Wednesday 28 January 2009

Wednesday's wet blankets

My friend told me that there is a recurring theme in how I open my posts saying I am tired or fatigued. Tonight, I still can not break that trend as this whole volume increase is as intense as it should be and as I want it to be. During training this evening I had as much gas in my tank as one of the old ladas that you see propped up on crumbling concrete blocks in the midst of the charred remains of a forlorn and abandoned campsite. Hans and Gill seemed to be in a similar predicament, but they were able to push through it better than me. Tonight was supposed to be a very light technical session and here is what I did:

Jerk skill work the bar
Overhead Squats--6x3
Drop Snatch--1x3@bar, 40, 50 1x2@60 1x1@70, 75, 80--I missed 80. I was just too slow. Nothing was sharp at all tonight, even in the warm up.
Jerk skill with 60
Jerk from rack--1x1@60, 80, 90, 100 for four singles. These were better once I focused my mind on the task at hand rather than on my physical condition.
Front Squats--1x3@100, 110, 120--I left it there because my right calf was at me. The tip Roy gave me about filling and expanding my upper rib cage really helps with the front squats also.
Elevated knees to chest ab exercise--3x20

I went for a sauna and steam room after a quick stretch in the pool also. The limbs definitely felt the better for it afterwards.
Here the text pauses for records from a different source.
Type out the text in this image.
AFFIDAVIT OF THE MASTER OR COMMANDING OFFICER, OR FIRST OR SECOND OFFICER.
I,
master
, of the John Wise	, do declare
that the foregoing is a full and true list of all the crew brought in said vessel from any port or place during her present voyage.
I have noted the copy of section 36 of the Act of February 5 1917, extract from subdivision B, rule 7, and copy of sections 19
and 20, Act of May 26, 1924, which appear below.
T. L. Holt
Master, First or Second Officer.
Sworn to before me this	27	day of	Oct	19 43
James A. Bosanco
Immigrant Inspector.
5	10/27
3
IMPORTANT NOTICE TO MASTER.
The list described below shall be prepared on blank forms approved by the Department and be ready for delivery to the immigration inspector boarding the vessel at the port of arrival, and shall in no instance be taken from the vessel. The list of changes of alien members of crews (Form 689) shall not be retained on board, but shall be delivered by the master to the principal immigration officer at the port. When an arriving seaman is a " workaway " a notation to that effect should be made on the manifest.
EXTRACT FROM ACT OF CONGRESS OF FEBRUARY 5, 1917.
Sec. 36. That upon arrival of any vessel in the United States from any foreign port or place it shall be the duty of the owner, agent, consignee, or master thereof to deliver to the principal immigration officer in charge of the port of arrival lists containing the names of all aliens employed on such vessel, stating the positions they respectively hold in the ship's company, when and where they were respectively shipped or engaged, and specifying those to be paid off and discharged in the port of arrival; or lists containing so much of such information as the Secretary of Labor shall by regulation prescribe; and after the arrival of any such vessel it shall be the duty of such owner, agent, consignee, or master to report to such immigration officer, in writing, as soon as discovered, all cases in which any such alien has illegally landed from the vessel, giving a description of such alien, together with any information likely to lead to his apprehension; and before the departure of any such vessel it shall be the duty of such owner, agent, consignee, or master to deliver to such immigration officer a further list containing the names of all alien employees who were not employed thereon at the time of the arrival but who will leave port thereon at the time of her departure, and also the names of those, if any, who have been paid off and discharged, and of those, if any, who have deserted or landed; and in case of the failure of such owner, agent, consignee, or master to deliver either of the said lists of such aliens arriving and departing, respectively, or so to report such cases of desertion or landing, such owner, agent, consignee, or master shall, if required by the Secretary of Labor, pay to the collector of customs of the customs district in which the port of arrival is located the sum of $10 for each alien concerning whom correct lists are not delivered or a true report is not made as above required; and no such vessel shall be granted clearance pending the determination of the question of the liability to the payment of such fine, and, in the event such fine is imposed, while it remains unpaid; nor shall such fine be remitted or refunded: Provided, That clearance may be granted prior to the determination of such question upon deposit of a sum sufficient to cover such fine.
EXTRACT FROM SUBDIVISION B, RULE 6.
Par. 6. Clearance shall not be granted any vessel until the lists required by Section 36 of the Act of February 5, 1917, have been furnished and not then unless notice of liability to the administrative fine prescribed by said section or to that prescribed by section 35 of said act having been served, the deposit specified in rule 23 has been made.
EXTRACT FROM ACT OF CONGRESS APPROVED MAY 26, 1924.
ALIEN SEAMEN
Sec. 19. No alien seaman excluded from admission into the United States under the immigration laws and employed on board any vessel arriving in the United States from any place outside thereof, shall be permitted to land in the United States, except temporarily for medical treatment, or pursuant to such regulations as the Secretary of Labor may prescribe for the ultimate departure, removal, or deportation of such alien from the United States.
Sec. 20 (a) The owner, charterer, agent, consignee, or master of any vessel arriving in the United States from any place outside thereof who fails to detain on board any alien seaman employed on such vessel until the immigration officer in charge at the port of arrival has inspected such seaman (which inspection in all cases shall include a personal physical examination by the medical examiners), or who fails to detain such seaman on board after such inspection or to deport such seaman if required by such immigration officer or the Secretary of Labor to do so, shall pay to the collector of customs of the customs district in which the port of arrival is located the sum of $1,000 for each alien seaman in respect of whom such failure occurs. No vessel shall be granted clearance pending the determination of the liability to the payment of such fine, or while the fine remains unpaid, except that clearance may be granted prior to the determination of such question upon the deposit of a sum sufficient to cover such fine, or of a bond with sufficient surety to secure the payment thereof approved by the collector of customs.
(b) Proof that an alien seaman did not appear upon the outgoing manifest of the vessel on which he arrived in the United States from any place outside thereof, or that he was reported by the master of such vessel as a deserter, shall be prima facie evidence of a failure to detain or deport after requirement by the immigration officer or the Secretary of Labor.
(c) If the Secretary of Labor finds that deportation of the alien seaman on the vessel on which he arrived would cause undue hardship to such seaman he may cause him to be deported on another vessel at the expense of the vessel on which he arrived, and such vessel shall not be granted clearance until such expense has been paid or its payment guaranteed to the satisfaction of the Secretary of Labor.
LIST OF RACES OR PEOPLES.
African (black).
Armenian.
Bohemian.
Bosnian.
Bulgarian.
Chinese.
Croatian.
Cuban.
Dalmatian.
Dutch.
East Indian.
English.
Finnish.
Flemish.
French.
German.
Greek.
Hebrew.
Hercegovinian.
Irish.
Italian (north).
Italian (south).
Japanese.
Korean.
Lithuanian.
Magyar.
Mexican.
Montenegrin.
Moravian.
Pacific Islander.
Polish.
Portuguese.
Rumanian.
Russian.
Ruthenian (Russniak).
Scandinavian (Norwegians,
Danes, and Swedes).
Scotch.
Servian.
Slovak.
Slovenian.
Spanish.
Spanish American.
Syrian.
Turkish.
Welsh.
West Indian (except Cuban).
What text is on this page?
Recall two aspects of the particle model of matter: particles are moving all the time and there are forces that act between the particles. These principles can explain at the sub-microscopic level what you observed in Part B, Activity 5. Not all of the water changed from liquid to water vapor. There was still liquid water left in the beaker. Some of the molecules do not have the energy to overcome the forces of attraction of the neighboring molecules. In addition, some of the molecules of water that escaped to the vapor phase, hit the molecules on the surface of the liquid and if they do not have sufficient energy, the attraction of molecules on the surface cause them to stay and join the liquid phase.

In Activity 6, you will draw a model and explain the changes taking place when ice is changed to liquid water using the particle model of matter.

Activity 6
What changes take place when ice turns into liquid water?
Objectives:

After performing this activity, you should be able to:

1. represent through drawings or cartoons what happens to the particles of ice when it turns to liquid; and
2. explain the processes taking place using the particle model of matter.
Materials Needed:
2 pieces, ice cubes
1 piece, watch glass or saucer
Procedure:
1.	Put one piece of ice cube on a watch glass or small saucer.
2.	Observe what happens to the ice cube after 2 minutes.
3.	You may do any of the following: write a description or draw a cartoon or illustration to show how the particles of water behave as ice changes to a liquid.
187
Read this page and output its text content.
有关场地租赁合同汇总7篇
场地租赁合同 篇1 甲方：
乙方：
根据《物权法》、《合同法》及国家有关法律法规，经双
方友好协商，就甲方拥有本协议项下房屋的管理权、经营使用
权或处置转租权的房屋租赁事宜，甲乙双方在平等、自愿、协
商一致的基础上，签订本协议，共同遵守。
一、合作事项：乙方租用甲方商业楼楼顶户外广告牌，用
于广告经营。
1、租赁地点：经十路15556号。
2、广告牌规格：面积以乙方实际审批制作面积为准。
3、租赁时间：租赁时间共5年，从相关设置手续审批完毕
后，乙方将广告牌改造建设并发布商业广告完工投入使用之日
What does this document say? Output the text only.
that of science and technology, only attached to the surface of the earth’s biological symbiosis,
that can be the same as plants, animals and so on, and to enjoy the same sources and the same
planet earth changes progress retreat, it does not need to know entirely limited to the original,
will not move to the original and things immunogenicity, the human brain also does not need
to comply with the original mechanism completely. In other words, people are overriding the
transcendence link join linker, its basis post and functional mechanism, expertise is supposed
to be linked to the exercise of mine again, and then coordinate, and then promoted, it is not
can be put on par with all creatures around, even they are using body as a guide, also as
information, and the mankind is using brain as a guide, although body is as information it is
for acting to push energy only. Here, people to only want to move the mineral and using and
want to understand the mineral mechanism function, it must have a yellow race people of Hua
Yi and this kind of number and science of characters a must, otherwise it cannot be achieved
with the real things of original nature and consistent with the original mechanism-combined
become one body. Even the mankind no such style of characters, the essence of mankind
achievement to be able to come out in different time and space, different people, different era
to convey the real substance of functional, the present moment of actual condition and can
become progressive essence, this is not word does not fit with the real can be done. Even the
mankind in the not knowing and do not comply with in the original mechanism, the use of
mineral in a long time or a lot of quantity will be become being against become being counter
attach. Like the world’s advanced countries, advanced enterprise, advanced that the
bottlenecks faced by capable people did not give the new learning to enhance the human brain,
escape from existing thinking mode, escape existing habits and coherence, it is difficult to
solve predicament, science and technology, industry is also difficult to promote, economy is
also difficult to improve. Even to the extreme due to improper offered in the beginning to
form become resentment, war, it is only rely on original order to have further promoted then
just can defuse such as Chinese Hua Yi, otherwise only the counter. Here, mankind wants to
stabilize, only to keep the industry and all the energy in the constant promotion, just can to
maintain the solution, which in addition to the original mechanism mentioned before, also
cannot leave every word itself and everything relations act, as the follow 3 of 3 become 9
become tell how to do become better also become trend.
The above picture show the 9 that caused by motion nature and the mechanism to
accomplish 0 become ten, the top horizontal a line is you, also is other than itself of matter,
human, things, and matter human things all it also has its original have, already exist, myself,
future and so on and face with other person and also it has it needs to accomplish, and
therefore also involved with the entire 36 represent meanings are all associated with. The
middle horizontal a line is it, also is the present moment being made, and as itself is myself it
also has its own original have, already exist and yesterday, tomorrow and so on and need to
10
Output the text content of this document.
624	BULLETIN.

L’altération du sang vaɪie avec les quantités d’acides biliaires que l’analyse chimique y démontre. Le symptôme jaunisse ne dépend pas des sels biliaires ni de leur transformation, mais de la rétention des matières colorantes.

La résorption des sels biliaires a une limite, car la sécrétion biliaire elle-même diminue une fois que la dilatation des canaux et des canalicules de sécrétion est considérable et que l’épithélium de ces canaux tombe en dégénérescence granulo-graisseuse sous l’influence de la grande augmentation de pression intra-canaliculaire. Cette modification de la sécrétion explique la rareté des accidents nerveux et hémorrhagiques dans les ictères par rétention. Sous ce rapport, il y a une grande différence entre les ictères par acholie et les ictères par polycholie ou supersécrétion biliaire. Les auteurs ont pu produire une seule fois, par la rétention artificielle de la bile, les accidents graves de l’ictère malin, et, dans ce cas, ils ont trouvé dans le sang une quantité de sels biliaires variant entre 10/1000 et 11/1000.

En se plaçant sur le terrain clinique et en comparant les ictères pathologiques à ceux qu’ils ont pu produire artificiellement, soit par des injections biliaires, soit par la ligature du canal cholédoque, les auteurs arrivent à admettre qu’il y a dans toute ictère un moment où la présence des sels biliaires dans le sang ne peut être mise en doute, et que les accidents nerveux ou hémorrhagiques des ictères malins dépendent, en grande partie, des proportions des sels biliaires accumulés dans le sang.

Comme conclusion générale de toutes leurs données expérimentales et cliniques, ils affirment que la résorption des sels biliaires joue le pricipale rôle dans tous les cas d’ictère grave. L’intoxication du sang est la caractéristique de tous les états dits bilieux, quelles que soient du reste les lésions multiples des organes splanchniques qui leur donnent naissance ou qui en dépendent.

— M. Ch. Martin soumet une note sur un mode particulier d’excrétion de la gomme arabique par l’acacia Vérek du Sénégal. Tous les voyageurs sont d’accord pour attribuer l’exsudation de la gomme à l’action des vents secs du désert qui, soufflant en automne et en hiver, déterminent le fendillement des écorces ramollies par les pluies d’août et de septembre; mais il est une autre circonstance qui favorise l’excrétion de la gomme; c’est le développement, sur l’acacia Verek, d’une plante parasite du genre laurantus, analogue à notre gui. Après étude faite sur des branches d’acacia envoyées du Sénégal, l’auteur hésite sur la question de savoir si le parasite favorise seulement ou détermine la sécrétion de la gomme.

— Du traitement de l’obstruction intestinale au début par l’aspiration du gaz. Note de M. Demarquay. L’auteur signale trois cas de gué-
It is funny how I find myself to be far more tired for the lighter sessions than the heavier ones. This could be the after effects of the heavier sessions or it could also be a psychological weakness in not preparing for the session properly from a mental point of view. It could possibly be both, let me know if you have any experience on the matter.

On a separate and lighter note, I laughed out loud repeatedly when I came across this cracker:


CathalByrd said...

Hey Baz. I too sometimes find lighter sessions tough. I think it's because when you plan to stop at 80%, for example, it can feel a lot more challenging than when you train to max, simply because on lighter days this 80% psychologically kind of becomes 100% (if that makes any sense!). Whereas when you go heavy, you just by-pass 80%, 85%, 90% etc like it's nothing, just a routine path in order to get to your max. It's just a matter of approaching these lighter % seriously and really trying to be as quick, sharp and technically sound as possible.

For example, yesterday was a light day for me. I went up to 80%/1x5 in the lifts, which for me is 90/115. I made all the lifts but they were not as easy as they should have been. Then today was a heavy day, and I ended up doing 107.5/135, by-passing 90/115 without even a second thought.

So, to finish, you're not alone! I think most people feel like this on lighter days. It's harder to motivate yourself on these days but nonetheless these days have to be done in order to keep things ticking over without falling into the dreaded over-training state. To get the most out of them you just have to try to be in the right state of mind.

Anonymous said...

Hi Barry,

I would find your posts more informative & earier to follow if you could post the percentage 1RM for each lift in addition to the actual weight lifted.



Barry said...

An interesting comment Cathal, I simply need to change my mindset for the lighter technique based sessions. Simple is not easy, but I will work on it.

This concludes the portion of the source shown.